ホタルノヒカリ
- Genre: Romance

Hotaru no Hikari: It's Only Little Light in My Life
- Written by: Satoru Hiura
- Published by: Kodansha
- English publisher: NA: Kodansha USA (digital);
- Imprint: KC Kiss
- Magazine: Kiss
- Original run: 8 August 2004 – 25 June 2009
- Volumes: 15

ホタルノヒカリ (Hotaru no Hikari: It's Only a Little Light in My Life)
- Music by: Yugo Kanno
- Studio: Nippon Television
- Original network: NNS (NTV)
- Original run: 11 July 2007 – 12 September 2007
- Episodes: 10

ホタルノヒカリ 2 (Hotaru no Hikari: It's Only a Little Light in My Life 2)
- Music by: Yugo Kanno
- Studio: Nippon Television
- Original network: NNS (NTV)
- Original run: 7 July 2010 – 15 September 2010
- Episodes: 11

映画 ホタルノヒカリ (Eiga Hotaru no Hikari ) (Hotaru the Movie: It's Only a Little Light in My Life)
- Directed by: Hiroshi Yoshino
- Written by: Fumie Mizuhashi
- Music by: Yugo Kanno
- Released: 9 June 2012
- Runtime: 110 min

Hotaru no Hikari SP
- Written by: Satoru Hiura
- Published by: Kodansha
- Imprint: KC Kiss
- Magazine: Kiss
- Original run: 25 January 2014 – 25 May 2017
- Volumes: 6

Hotaru no Hikari BABY
- Written by: Satoru Hiura
- Published by: Kodansha
- Magazine: Kiss
- Original run: 25 October 2017 – 24 April 2021
- Volumes: 5

= Hotaru no Hikari (manga) =

Japanese manga series by Satoru Hiura

Hotaru no Hikari (ホタルノヒカリ) is a Japanese manga series written and illustrated by Satoru Hiura. It has been adapted as a television drama series (2007–2010), followed by a live action feature film released on 9 June 2012. Kodansha USA licensed the manga for North America. The manga spinoffs are Hotaru no Hikari SP (2014–2017) and Hotaru no Hikari BABY (2017–2021).

== Media ==
=== Manga ===
The series, written and drawn by Satoru Hiura, began in 2004 in Kiss magazine. The first bound volume was published by Kodansha on 10 February 2005. The final chapter appeared in 2009, and fifteen volumes were released. A novel was also released on 11 July 2007 followed by an official guide on 13 July 2007.

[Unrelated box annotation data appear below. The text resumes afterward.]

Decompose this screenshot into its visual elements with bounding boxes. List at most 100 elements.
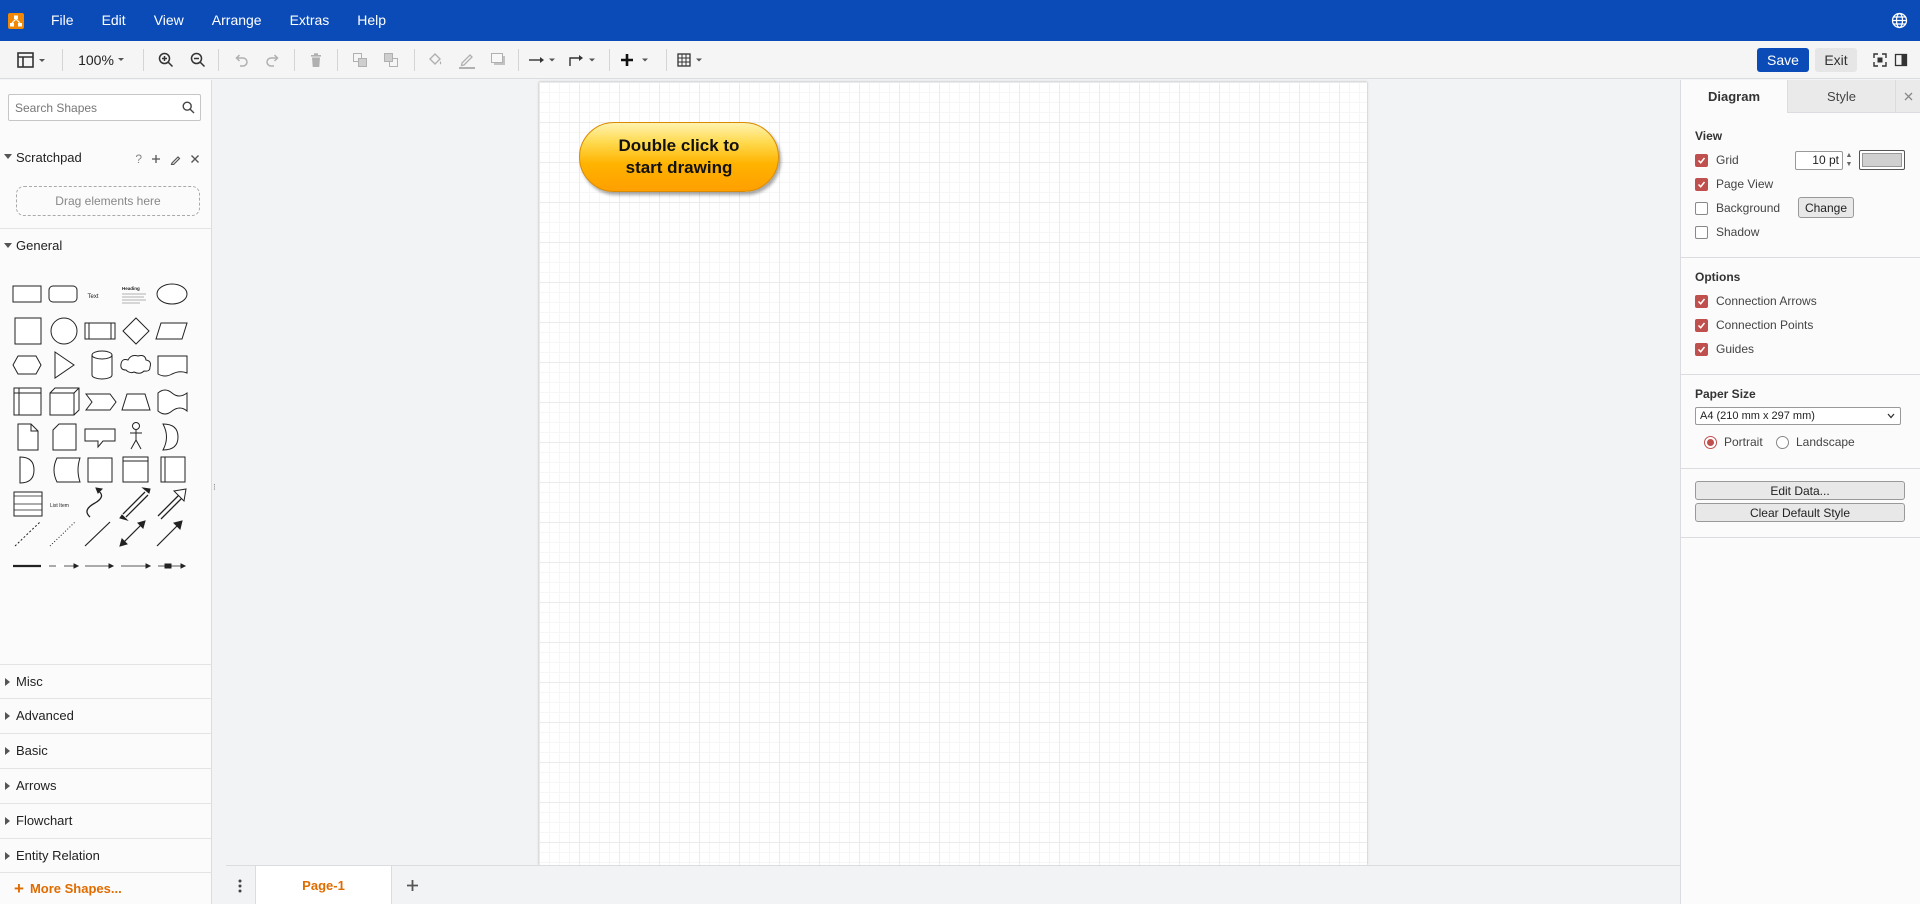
shape-curve[interactable] bbox=[86, 487, 104, 518]
background-checkbox[interactable] bbox=[1695, 201, 1708, 215]
toggle-format-panel-button[interactable] bbox=[1891, 41, 1911, 79]
shape-trapezoid[interactable] bbox=[121, 393, 151, 411]
guides-checkbox[interactable] bbox=[1695, 342, 1708, 356]
shape-card[interactable] bbox=[52, 423, 77, 451]
menu-arrange[interactable]: Arrange bbox=[198, 0, 276, 41]
landscape-radio[interactable] bbox=[1776, 435, 1789, 449]
language-globe-icon[interactable] bbox=[1891, 12, 1908, 32]
sidebar-resize-handle[interactable]: ⁝ bbox=[213, 482, 216, 493]
add-icon[interactable] bbox=[151, 154, 161, 164]
menu-extras[interactable]: Extras bbox=[276, 0, 344, 41]
page-view-checkbox[interactable] bbox=[1695, 177, 1708, 191]
search-input[interactable] bbox=[9, 95, 174, 120]
undo-button[interactable] bbox=[229, 41, 253, 79]
waypoints-dropdown[interactable] bbox=[566, 41, 600, 79]
double-click-to-start-shape[interactable]: Double click to start drawing bbox=[579, 122, 779, 192]
pages-menu-button[interactable] bbox=[226, 866, 254, 904]
guides-checkbox-row[interactable]: Guides bbox=[1695, 342, 1754, 356]
tab-diagram[interactable]: Diagram bbox=[1681, 80, 1787, 113]
close-icon[interactable] bbox=[190, 154, 200, 164]
shape-internal-storage[interactable] bbox=[13, 387, 42, 416]
shape-note[interactable] bbox=[17, 423, 39, 451]
drawing-page[interactable]: Double click to start drawing bbox=[539, 82, 1367, 865]
arrows-section-header[interactable]: Arrows bbox=[0, 768, 211, 802]
shape-delay[interactable] bbox=[19, 456, 35, 484]
landscape-radio-row[interactable]: Landscape bbox=[1776, 435, 1855, 449]
search-icon[interactable] bbox=[182, 101, 195, 114]
advanced-section-header[interactable]: Advanced bbox=[0, 698, 211, 732]
basic-section-header[interactable]: Basic bbox=[0, 733, 211, 767]
shadow-button[interactable] bbox=[486, 41, 510, 79]
add-page-button[interactable] bbox=[398, 866, 426, 904]
grid-color-button[interactable] bbox=[1859, 150, 1905, 170]
menu-view[interactable]: View bbox=[140, 0, 198, 41]
shape-cloud[interactable] bbox=[120, 355, 151, 374]
general-section-header[interactable]: General bbox=[0, 228, 211, 262]
to-front-button[interactable] bbox=[348, 41, 372, 79]
entity-relation-section-header[interactable]: Entity Relation bbox=[0, 838, 211, 872]
shape-diamond[interactable] bbox=[122, 317, 150, 345]
more-shapes-button[interactable]: + More Shapes... bbox=[0, 872, 211, 904]
connection-style-dropdown[interactable] bbox=[526, 41, 560, 79]
connection-arrows-checkbox[interactable] bbox=[1695, 294, 1708, 308]
grid-size-input[interactable]: 10 pt bbox=[1795, 151, 1843, 170]
delete-button[interactable] bbox=[304, 41, 328, 79]
clear-default-style-button[interactable]: Clear Default Style bbox=[1695, 503, 1905, 522]
shape-cube[interactable] bbox=[49, 387, 80, 416]
connection-points-checkbox[interactable] bbox=[1695, 318, 1708, 332]
shape-circle[interactable] bbox=[50, 317, 78, 345]
zoom-dropdown[interactable]: 100% bbox=[72, 41, 134, 79]
fullscreen-button[interactable] bbox=[1870, 41, 1890, 79]
flowchart-section-header[interactable]: Flowchart bbox=[0, 803, 211, 837]
scratchpad-header[interactable]: Scratchpad ? bbox=[0, 140, 211, 174]
shape-edge-with-labels[interactable] bbox=[85, 563, 115, 569]
grid-checkbox[interactable] bbox=[1695, 153, 1708, 167]
close-panel-button[interactable] bbox=[1895, 80, 1920, 113]
edit-pencil-icon[interactable] bbox=[170, 154, 181, 165]
shape-rounded-rectangle[interactable] bbox=[48, 285, 78, 303]
menu-edit[interactable]: Edit bbox=[88, 0, 140, 41]
app-logo-icon[interactable] bbox=[7, 12, 25, 30]
tab-style[interactable]: Style bbox=[1787, 80, 1895, 113]
shape-step[interactable] bbox=[85, 393, 117, 411]
change-background-button[interactable]: Change bbox=[1798, 197, 1854, 218]
background-checkbox-row[interactable]: Background bbox=[1695, 201, 1780, 215]
shape-arrow[interactable] bbox=[157, 488, 187, 520]
shape-tape[interactable] bbox=[157, 389, 188, 415]
shape-edge-multiple-labels[interactable] bbox=[121, 563, 152, 569]
shape-process[interactable] bbox=[84, 322, 116, 340]
shape-text[interactable]: Text bbox=[87, 294, 98, 300]
shape-edge-with-block[interactable] bbox=[158, 563, 187, 569]
misc-section-header[interactable]: Misc bbox=[0, 664, 211, 698]
shape-line[interactable] bbox=[84, 521, 111, 547]
shape-cylinder[interactable] bbox=[91, 350, 113, 380]
shape-textbox[interactable]: Heading bbox=[122, 286, 146, 304]
line-color-button[interactable] bbox=[455, 41, 479, 79]
shadow-checkbox-row[interactable]: Shadow bbox=[1695, 225, 1759, 239]
to-back-button[interactable] bbox=[379, 41, 403, 79]
scratchpad-help-button[interactable]: ? bbox=[135, 152, 142, 166]
shape-swimlane[interactable] bbox=[160, 456, 186, 483]
page-tab-page-1[interactable]: Page-1 bbox=[255, 866, 392, 904]
paper-size-select[interactable]: A4 (210 mm x 297 mm) bbox=[1695, 407, 1901, 425]
shape-dotted-line[interactable] bbox=[49, 521, 76, 547]
portrait-radio-row[interactable]: Portrait bbox=[1704, 435, 1763, 449]
shape-bidirectional-connector[interactable] bbox=[119, 520, 146, 547]
shape-container[interactable] bbox=[87, 457, 113, 483]
zoom-in-button[interactable] bbox=[154, 41, 178, 79]
redo-button[interactable] bbox=[261, 41, 285, 79]
shape-triangle[interactable] bbox=[54, 351, 75, 379]
view-panels-button[interactable] bbox=[10, 41, 52, 79]
menu-help[interactable]: Help bbox=[343, 0, 400, 41]
shape-or[interactable] bbox=[162, 423, 179, 451]
shape-ellipse[interactable] bbox=[156, 283, 188, 305]
grid-size-stepper[interactable]: ▲ ▼ bbox=[1844, 151, 1854, 170]
shadow-checkbox[interactable] bbox=[1695, 225, 1708, 239]
shape-dashed-line[interactable] bbox=[14, 521, 41, 547]
zoom-out-button[interactable] bbox=[186, 41, 210, 79]
shape-actor[interactable] bbox=[130, 422, 142, 450]
shape-hexagon[interactable] bbox=[12, 355, 42, 375]
shape-frame[interactable] bbox=[122, 456, 149, 483]
shape-rectangle[interactable] bbox=[12, 285, 42, 303]
portrait-radio[interactable] bbox=[1704, 435, 1717, 449]
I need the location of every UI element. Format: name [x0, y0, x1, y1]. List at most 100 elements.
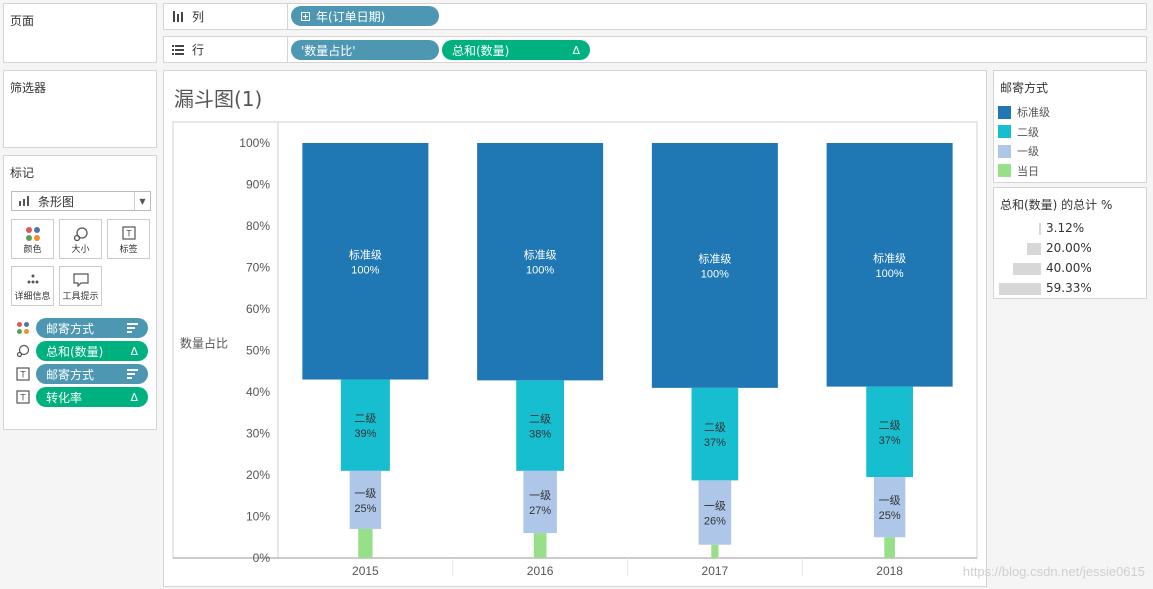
y-axis-title: 数量占比: [180, 336, 228, 351]
size-legend-item[interactable]: 40.00%: [994, 260, 1146, 278]
bar-label-name: 二级: [879, 419, 901, 432]
size-icon: [16, 344, 30, 358]
year-order-date-label: 年(订单日期): [316, 9, 386, 24]
size-legend-label: 59.33%: [1046, 281, 1092, 295]
bar-label-percent: 100%: [701, 268, 729, 280]
y-tick-label: 80%: [246, 219, 270, 233]
color-button[interactable]: 颜色: [11, 219, 54, 259]
detail-icon: [27, 274, 38, 284]
bar-label-name: 一级: [879, 494, 901, 507]
bar-label-name: 一级: [354, 487, 376, 500]
detail-button[interactable]: 详细信息: [11, 266, 54, 306]
y-tick-label: 60%: [246, 302, 270, 316]
legend-item[interactable]: 一级: [998, 143, 1039, 159]
tooltip-button[interactable]: 工具提示: [59, 266, 102, 306]
bar-label-percent: 100%: [876, 268, 904, 280]
rows-icon: [172, 45, 184, 55]
size-legend: 总和(数量) 的总计 % 3.12% 20.00% 40.00% 59.33%: [993, 187, 1147, 299]
sort-icon: [127, 323, 138, 335]
columns-shelf[interactable]: 列 年(订单日期): [163, 3, 1147, 30]
legend-item[interactable]: 二级: [998, 124, 1039, 140]
color-field-pill[interactable]: 邮寄方式: [36, 318, 148, 338]
sum-quantity-pill[interactable]: 总和(数量) Δ: [442, 40, 590, 60]
size-legend-item[interactable]: 59.33%: [994, 280, 1146, 298]
rows-shelf-label: 行: [164, 37, 288, 62]
mark-type-label: 条形图: [38, 194, 75, 209]
funnel-chart: 100% 90% 80% 70% 60% 50% 40% 30% 20% 10% 0% 数量占比 标准级…: [172, 121, 978, 578]
y-tick-label: 20%: [246, 468, 270, 482]
chevron-down-icon[interactable]: ▼: [134, 192, 150, 210]
legend-item[interactable]: 当日: [998, 163, 1039, 179]
y-tick-label: 10%: [246, 510, 270, 524]
sum-quantity-label: 总和(数量): [452, 43, 510, 58]
size-legend-shape: [1026, 243, 1041, 255]
size-legend-label: 3.12%: [1046, 221, 1085, 235]
legend-label: 当日: [1017, 164, 1039, 178]
bar-label-name: 二级: [354, 412, 376, 425]
label-icon: T: [121, 226, 136, 240]
bar-label-name: 二级: [704, 421, 726, 434]
marks-card-title: 标记: [10, 166, 35, 180]
bar-label-percent: 39%: [354, 428, 376, 440]
table-calc-delta-icon: Δ: [130, 344, 138, 358]
y-tick-label: 50%: [246, 344, 270, 358]
label-field-pill[interactable]: 邮寄方式: [36, 364, 148, 384]
color-icon: [25, 227, 40, 241]
marks-card: 标记 条形图 ▼ 颜色 大小 T 标签 详细信息 工具提示 邮寄方式 总和(数量…: [3, 155, 157, 430]
bar-label-percent: 38%: [529, 429, 551, 441]
quantity-share-label: '数量占比': [301, 43, 356, 58]
color-button-label: 颜色: [23, 245, 42, 255]
size-icon: [73, 227, 88, 242]
conversion-rate-pill[interactable]: 转化率 Δ: [36, 387, 148, 407]
pages-card[interactable]: 页面: [3, 3, 157, 63]
pages-card-title: 页面: [10, 14, 35, 28]
bar-label-name: 二级: [529, 413, 551, 426]
rows-shelf[interactable]: 行 '数量占比' 总和(数量) Δ: [163, 36, 1147, 63]
size-button[interactable]: 大小: [59, 219, 102, 259]
table-calc-delta-icon: Δ: [130, 390, 138, 404]
legend-swatch: [998, 105, 1011, 119]
size-legend-shape: [1038, 223, 1041, 235]
bar-label-percent: 25%: [879, 510, 901, 522]
size-legend-item[interactable]: 20.00%: [994, 240, 1146, 258]
bar-label-percent: 100%: [526, 265, 554, 277]
y-tick-label: 0%: [253, 551, 271, 565]
bar-label-name: 一级: [704, 500, 726, 513]
mark-type-dropdown[interactable]: 条形图 ▼: [11, 191, 151, 211]
color-field-label: 邮寄方式: [46, 321, 95, 336]
bar-label-name: 标准级: [524, 248, 557, 262]
detail-button-label: 详细信息: [14, 292, 51, 302]
filters-card[interactable]: 筛选器: [3, 70, 157, 148]
color-icon: [17, 322, 29, 334]
y-tick-label: 90%: [246, 178, 270, 192]
legend-label: 二级: [1017, 125, 1039, 139]
legend-item[interactable]: 标准级: [998, 104, 1050, 120]
bar-label-percent: 37%: [704, 437, 726, 449]
legend-swatch: [998, 125, 1011, 138]
funnel-bar: [884, 537, 895, 558]
color-legend-title: 邮寄方式: [1000, 81, 1049, 95]
quantity-share-pill[interactable]: '数量占比': [291, 40, 439, 60]
funnel-bar: [711, 544, 719, 558]
size-button-label: 大小: [71, 245, 90, 255]
svg-text:T: T: [20, 393, 26, 403]
bar-label-name: 标准级: [698, 251, 731, 265]
label-field-label: 邮寄方式: [46, 367, 95, 382]
expand-icon[interactable]: [301, 11, 310, 21]
label-button-label: 标签: [119, 245, 138, 255]
table-calc-delta-icon: Δ: [572, 43, 580, 57]
y-tick-label: 30%: [246, 427, 270, 441]
legend-swatch: [998, 144, 1011, 158]
size-legend-item[interactable]: 3.12%: [994, 220, 1146, 238]
size-legend-label: 40.00%: [1046, 261, 1092, 275]
x-tick-label: 2018: [876, 564, 903, 578]
color-legend: 邮寄方式 标准级二级一级当日: [993, 70, 1147, 183]
year-order-date-pill[interactable]: 年(订单日期): [291, 6, 439, 26]
x-tick-label: 2015: [352, 564, 379, 578]
label-button[interactable]: T 标签: [107, 219, 150, 259]
sort-icon: [127, 369, 138, 381]
size-field-label: 总和(数量): [46, 344, 104, 359]
size-field-pill[interactable]: 总和(数量) Δ: [36, 341, 148, 361]
label-icon: T: [16, 367, 30, 381]
rows-shelf-title: 行: [192, 43, 205, 57]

A bonus chapter named "Himono to Buchō no Shinkonryokou" (干物と部長の新婚旅行?) was published on the occasion of the release of the film live, before being released in the seventh and last volume of the edition in bunko format on 12 June 2012.

The direct sequel, Hotaru no Hikari SP, has been published since January 2014 in Kiss magazine, with the story set after the marriage between Hotaru and Takano.

=== Drama ===
Season 1 of the television adaptation, titled Hotaru no Hikari: It's Only a Little Light in My Life (ホタルノヒカリ), consisting of 10 episodes, premiered on NTV on 11 July 2007. Season 2 consists of 11 episodes and premiered on 7 July 2010.

====Cast====
- Haruka Ayase as Hotaru Amemiya
- Ryoko Kuninaka as Yuka Saegusa
- Kazuki Kato as Makoto Teshima
- Naohito Fujiki as Seiichi Takano

=== Film ===
The romantic comedy film version, titled (映画 ホタルノヒカリ, Eiga Hotaru no Hikari), was released in Japan on 9 June 2012 and grossed US$22,720,794.

====Cast====
- Haruka Ayase as Hotaru Takano
- Naohito Fujiki as Seiichi Takano
- Yasuko Matsuyuki as Rio Saeki
- Yuya Tegoshi as Yu Saeki
- Yuka Itaya as Sachiko Futatsugi
- Ken Yasuda as Shoji Futatsugi

=== American live-action series ===
In May 2026, it was reported that an American live-action television series adaptation was in production. The series will be produced by Unapologetic Projects, with Paige Hooper, Motoko Kimura, and Kate Kugler producing, and Angela Nissel and Sasha Leigh Henry writing the story.